Am Montag, 29. März 2010 22:23:23 schrieb Colin Guthrie:
> 'Twas brillig, and Christian Esken at 29/03/10 16:43 did gyre and gimble:
> > Am Montag, 29. März 2010 12:04:13 schrieb Colin Guthrie:
> >> 'Twas brillig, and Christian Esken at 29/03/10 10:55 did gyre and gimble:
> >>> KMix faces exactly the same challenge (for the Slider), and it simply
> >>> uses blockSignal() (see mdwslider.cpp).
> >> 
> >> Ahh interesting. I'll look into blockSignal() usage but I'm not sure if
> >> it'll work due to the async nature of some updates. Certainly worth me
> >> looking at tho'.
> >> 
> >>> The basic point is, that 2 -> 3 should be avoided. I don't see any
> >>> reason to update the volume to the GUI after a change comes in from
> >>> the Hardware or PA. We know that the value is already correct. Why is
> >>> this done?
> >> 
> >> It's needed because the change can be triggered externally to the GUI in
> >> question. e.g. to use kmix as an example: if the user uses alsamixer to
> >> change the alsa volume, the kmix GUI should be updated. The same is true
> >> in the case of per-application volumes with PA. e.g. the volume dial in
> >> amarok should be updated when the user changes the amarok stream volume
> >> in the kmix "Playback Streams" tab.
> > 
> > But that is 1 -> 2  (Update GUI). Surely that one is needed.
> > I discussed the 2 ->3 step.
> 
> Yeah sorry, I think I was confused by the phrase "I don't see any reason
> to update the volume to the GUI" which I took to mean the GUIs
> representation of the current volume. I think I basically misundersood
> and we're pretty much in agreement here :)
> 
> >> When the change comes in, we have to make sure the GUI shows that
> >> change, but that we do not push the change back to the h/w or PA again
> >> if the change that updated the GUI did not come from user input to the
> >> GUI... bah! Go go gadget poor explanation again :p
> > 
> > Exactly.
> > 
> >> I think the current protection I added in phonon with the following
> >> commit:
> >> http://gitorious.org/phonon/phonon/commit/801c316c7afa324e99406d65451e9
> >> e5ae badb213
> > 
> > Can't take a look, as currently http://gitorious.org/ seems to be
> > overloaded or down. Will try to do so later.
> 
> Yeah some sort of emergency reboot:
> http://blog.gitorious.org/2010/03/29/emergency-reboot-2/
> 
> >> solves this issue for me in my tests... but if blockSignal() works
> >> better then I'll look into using that instead.
> > 
> > I think blockSignal() would be exactly what you need.
> 
> I had a quick look at the blockSignals() docs and it seems that after
> turning it off, I'd need to turn it back on somehow (e.g. there is no
> "block one setValue signal" capability).

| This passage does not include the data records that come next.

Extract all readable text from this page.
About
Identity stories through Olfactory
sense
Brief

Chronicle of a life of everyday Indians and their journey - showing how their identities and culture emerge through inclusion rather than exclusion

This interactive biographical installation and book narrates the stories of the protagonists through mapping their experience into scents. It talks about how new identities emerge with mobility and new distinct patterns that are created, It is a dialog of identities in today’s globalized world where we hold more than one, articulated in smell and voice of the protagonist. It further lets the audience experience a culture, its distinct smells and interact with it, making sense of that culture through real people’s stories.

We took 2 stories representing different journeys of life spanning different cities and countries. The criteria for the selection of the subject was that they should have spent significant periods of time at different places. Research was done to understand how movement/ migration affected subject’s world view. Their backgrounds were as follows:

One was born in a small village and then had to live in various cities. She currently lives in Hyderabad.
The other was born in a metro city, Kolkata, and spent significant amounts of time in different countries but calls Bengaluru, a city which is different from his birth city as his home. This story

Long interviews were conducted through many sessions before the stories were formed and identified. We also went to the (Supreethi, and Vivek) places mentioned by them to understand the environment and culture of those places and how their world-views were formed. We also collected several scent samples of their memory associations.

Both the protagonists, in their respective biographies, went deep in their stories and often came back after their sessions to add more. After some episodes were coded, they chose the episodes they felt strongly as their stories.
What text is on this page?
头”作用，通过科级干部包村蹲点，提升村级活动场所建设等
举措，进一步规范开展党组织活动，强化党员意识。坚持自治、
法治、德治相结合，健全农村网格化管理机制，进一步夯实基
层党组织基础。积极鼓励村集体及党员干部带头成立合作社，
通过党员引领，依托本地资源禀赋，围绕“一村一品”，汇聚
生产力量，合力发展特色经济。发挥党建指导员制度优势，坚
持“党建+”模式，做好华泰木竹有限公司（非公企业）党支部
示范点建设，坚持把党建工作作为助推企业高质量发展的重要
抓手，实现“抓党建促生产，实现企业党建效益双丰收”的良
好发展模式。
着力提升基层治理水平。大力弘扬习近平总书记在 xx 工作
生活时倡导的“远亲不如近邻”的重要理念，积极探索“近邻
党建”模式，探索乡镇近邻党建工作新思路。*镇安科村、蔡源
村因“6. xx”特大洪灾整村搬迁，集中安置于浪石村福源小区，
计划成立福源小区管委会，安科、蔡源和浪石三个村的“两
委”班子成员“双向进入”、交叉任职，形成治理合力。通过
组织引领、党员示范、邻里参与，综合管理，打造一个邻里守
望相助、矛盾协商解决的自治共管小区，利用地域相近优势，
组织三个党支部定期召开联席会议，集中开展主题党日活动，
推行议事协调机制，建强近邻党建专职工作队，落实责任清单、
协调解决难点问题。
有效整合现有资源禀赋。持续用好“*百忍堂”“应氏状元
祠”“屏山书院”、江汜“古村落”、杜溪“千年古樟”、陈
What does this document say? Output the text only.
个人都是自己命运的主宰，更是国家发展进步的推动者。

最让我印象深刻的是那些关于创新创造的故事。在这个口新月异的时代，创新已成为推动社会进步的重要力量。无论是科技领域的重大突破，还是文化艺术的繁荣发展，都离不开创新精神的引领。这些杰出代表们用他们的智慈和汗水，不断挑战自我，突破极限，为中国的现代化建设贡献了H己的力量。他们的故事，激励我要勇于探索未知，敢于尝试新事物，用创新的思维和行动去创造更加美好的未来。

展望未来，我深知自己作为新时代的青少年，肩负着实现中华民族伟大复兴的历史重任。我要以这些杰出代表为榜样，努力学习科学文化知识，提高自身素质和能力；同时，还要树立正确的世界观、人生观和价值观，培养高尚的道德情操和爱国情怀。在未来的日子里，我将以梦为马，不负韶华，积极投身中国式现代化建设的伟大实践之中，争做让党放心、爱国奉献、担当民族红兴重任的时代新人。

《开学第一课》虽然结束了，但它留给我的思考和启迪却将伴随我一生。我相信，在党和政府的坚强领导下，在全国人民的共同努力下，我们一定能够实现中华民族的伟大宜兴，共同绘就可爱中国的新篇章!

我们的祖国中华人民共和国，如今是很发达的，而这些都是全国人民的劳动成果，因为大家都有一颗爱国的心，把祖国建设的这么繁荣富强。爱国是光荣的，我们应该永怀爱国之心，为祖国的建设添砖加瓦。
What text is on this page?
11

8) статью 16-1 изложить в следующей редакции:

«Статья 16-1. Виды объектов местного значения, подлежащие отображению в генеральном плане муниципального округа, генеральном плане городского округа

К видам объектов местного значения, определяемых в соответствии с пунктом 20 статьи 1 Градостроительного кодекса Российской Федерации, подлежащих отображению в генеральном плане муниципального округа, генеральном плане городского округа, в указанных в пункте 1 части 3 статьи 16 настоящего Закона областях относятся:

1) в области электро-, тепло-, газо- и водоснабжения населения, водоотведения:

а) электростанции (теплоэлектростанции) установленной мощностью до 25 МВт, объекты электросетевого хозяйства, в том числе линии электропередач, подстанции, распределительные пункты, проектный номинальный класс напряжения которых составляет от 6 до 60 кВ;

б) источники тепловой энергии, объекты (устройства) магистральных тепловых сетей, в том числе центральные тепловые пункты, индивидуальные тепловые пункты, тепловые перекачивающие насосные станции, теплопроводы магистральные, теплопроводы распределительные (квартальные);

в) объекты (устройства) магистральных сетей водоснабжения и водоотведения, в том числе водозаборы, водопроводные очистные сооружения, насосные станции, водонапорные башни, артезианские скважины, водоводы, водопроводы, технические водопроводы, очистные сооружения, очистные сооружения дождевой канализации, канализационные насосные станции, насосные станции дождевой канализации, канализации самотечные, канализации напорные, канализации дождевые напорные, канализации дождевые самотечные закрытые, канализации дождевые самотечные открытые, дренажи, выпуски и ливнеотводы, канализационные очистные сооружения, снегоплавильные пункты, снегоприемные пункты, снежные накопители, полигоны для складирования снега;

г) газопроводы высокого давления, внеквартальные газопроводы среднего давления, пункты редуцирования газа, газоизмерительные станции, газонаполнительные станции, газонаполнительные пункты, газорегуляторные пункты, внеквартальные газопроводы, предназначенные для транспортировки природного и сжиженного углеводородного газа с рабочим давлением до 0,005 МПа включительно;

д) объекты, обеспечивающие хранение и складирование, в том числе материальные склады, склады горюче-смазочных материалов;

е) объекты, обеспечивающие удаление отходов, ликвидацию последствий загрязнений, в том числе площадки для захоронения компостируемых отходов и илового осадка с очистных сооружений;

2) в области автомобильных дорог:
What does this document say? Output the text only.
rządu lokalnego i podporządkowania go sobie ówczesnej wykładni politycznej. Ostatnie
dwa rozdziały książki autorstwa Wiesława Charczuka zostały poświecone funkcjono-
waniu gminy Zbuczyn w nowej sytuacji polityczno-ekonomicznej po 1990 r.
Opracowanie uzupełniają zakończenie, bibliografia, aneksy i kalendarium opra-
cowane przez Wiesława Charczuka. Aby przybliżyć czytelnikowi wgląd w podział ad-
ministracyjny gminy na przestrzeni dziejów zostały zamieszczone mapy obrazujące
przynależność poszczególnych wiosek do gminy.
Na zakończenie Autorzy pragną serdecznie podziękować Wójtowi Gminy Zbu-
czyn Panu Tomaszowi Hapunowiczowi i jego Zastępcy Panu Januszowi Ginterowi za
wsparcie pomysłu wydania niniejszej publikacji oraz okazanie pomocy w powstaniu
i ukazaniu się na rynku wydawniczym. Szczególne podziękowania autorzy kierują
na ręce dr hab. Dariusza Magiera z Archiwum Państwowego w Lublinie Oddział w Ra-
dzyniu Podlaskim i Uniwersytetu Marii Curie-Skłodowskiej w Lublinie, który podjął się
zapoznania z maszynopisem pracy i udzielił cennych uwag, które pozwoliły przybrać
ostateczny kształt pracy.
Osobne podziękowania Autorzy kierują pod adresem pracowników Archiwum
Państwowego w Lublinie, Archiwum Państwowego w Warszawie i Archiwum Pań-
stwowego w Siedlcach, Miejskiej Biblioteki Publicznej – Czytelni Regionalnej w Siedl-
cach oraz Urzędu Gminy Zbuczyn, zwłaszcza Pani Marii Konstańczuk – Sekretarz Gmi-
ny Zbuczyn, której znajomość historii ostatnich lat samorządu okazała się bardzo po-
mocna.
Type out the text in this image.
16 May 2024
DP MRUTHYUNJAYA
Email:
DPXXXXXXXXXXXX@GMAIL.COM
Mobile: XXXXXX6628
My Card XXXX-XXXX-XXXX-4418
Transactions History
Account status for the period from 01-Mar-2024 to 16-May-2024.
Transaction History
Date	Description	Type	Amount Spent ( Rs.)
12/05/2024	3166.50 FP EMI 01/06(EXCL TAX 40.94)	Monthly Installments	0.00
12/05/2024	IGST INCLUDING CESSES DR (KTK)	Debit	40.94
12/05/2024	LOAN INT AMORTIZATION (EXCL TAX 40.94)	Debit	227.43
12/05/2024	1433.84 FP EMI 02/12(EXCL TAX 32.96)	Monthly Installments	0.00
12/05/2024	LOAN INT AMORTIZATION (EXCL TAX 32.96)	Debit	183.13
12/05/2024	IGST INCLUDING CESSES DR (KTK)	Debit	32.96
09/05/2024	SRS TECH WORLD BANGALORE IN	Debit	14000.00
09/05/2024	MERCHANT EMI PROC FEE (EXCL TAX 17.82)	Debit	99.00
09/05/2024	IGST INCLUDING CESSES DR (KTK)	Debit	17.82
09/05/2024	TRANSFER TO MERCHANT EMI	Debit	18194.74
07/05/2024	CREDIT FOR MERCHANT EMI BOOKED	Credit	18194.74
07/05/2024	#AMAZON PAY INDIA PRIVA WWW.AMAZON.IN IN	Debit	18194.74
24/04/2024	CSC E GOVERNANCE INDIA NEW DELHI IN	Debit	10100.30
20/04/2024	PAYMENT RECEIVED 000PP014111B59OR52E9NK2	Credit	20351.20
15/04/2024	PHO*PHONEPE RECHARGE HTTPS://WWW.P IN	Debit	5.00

With the current solution
> linked above, I turn the handling back on after ignoring a change but to
> do that I have to do it in the slot for that change. With blockSignals()
> I'd have to find a way to unblock them again after one has been thrown
> away.... I couldn't see a way to do that, but perhaps I missed that?

Usually you do:

slider->blockSignals( true );  // block
slider.setValue( ...) ; // do your GUI change
slider->blockSignals( false ); // unblock

Should work for your case, as you can do all of that in the same slot.